Jeśli Farah wygra, wyrówna rekord zwycięstw Great North Run należący do Kenijczyka Bensona Masya. Zawodnik ten nie wygrał jednak czterech edycji z rzędu (1991, 1992, 1994, 1996).

Wśród rywali Faraha ma być m.in. Amerykanin Bernard Lagat, wicemistrz olimpijski na 1500 m z 2000 i 2004 roku w barwach Kenii, którego rekord życiowy w półmaratonie to 1:02:33. Dodajmy, że rekord życiowy Mo Faraha to 59:32 i jest to aktualny rekord Europy. Resztę stawki Great North Run poznamy niebawem. 

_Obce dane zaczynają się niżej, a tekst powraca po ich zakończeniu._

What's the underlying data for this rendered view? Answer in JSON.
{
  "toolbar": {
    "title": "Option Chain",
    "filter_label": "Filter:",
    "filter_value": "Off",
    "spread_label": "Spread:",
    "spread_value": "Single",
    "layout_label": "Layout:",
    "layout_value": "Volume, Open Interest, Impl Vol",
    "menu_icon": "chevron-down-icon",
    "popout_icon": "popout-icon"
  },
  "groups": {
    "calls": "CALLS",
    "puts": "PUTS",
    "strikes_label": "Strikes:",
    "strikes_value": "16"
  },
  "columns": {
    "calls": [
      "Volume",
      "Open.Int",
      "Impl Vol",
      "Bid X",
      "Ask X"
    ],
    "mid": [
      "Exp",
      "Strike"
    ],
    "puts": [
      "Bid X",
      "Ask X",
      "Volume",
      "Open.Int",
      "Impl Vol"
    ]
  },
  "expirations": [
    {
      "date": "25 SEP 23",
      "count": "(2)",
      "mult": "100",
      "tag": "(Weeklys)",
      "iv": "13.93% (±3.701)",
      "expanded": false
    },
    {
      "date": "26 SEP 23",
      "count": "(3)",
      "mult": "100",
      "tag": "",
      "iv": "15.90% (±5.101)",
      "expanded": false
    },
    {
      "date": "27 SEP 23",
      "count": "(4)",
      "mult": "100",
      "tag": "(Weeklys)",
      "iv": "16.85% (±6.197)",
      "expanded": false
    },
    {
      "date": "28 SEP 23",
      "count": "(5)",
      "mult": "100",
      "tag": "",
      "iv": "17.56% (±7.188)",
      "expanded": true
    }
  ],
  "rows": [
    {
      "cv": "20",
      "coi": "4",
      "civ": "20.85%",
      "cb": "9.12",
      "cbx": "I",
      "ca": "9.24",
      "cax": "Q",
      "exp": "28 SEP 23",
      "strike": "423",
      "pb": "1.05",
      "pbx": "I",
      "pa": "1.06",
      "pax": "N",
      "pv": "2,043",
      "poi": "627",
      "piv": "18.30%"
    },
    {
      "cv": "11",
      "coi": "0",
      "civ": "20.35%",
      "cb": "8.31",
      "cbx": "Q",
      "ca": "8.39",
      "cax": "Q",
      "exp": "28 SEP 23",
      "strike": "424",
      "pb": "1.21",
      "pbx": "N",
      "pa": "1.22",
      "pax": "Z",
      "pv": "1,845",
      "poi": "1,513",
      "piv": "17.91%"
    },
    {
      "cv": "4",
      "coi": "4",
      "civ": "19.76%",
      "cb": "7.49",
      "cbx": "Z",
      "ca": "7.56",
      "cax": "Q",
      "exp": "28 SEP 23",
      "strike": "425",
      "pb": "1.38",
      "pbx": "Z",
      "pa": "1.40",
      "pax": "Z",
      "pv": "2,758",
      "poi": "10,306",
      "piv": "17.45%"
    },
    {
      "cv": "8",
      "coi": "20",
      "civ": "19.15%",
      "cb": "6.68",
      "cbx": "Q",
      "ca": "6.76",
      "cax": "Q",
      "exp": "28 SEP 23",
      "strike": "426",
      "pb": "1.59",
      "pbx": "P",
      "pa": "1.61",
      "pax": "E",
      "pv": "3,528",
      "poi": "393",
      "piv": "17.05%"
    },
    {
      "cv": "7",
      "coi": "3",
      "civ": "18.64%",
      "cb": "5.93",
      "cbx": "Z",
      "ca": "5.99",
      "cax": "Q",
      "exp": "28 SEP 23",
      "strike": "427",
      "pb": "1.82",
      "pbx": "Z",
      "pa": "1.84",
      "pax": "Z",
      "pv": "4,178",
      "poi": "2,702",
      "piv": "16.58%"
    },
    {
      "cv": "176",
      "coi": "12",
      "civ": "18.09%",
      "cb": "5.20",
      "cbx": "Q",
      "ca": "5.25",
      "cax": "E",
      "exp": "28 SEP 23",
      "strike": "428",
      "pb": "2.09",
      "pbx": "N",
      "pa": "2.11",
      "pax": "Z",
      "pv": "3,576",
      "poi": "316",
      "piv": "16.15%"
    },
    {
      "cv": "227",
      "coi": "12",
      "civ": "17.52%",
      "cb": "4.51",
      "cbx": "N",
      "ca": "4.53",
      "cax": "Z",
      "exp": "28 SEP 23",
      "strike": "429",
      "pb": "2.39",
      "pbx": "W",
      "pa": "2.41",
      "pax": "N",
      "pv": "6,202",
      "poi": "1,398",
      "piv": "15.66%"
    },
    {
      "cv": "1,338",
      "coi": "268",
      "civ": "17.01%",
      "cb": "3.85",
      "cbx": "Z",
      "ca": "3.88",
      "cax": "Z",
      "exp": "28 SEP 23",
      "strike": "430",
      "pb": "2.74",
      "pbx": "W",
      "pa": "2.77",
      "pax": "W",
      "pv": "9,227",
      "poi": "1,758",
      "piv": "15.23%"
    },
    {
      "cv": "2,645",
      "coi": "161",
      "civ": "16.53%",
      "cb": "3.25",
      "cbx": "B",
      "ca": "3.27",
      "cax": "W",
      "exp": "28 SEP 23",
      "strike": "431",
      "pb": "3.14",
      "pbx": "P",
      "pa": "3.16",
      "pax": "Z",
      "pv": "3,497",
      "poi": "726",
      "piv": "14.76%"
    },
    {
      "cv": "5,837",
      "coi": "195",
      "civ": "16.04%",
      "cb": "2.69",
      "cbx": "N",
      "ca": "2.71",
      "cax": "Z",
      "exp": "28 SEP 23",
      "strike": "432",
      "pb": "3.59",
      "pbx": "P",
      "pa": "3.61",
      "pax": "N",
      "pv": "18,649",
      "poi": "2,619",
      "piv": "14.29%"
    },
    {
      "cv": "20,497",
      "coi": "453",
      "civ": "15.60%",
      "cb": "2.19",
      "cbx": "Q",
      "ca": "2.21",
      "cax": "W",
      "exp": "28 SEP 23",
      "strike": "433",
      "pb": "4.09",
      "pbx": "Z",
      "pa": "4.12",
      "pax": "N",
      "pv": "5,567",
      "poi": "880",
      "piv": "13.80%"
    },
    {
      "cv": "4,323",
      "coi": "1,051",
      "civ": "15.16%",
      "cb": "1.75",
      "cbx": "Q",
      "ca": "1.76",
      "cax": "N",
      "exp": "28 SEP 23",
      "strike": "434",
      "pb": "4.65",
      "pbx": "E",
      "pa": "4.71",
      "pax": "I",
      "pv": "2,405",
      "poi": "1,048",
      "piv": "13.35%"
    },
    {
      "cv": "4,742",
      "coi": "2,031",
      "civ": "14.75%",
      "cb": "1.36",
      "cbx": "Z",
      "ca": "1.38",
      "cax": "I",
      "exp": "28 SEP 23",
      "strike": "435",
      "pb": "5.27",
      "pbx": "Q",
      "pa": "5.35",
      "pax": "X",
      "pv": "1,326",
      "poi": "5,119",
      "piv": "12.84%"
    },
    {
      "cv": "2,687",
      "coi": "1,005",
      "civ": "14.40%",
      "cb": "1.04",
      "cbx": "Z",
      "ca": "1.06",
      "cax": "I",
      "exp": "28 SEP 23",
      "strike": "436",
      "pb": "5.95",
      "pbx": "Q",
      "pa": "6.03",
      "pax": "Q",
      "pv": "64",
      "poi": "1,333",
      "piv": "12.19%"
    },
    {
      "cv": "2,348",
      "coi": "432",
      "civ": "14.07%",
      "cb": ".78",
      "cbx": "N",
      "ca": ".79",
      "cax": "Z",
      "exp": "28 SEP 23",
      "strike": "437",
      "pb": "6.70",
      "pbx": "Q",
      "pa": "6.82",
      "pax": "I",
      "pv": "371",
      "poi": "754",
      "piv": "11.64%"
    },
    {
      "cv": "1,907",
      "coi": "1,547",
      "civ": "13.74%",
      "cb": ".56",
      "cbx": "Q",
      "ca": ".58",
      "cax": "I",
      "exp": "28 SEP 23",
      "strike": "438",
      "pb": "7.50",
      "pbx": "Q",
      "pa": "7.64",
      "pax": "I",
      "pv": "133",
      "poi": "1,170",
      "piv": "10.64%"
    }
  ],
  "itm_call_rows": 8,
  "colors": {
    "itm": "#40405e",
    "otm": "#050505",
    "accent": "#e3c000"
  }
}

Po mistrzostwach świata w Londynie 34-letni Farah przyznał na łamach Guardiana, że planuje małe zmiany. Wraz z rozpoczęciem nowego rozdziału w karierze chciałby zamiast skrótu imienia „Mo” używać wersji pełnej - Mohamed. Tłumaczył to tym, że musi zapomnieć o tym, co osiągnął i co zrobił. Czy nastąpi to już teraz, czy od przyszłego sezonu przekonamy się wkrótce.

Great North Run wystartuje 10 września. Na starcie stanie 60 000 osób. Na zwycięzców czeka 600 funtów. Najlepszy Brytyjczyk otrzymuje 1500 funtów. Jeśli Farah wygra klasyfikację generalną, otrzyma obie te nagrody. Co ciekawe, piąte miejsce dla zawodnika z Wysp (300 funtów) jest bardziej opłacalne niż trzecie miejsce w klasyfikacji generalnej (200 funtów).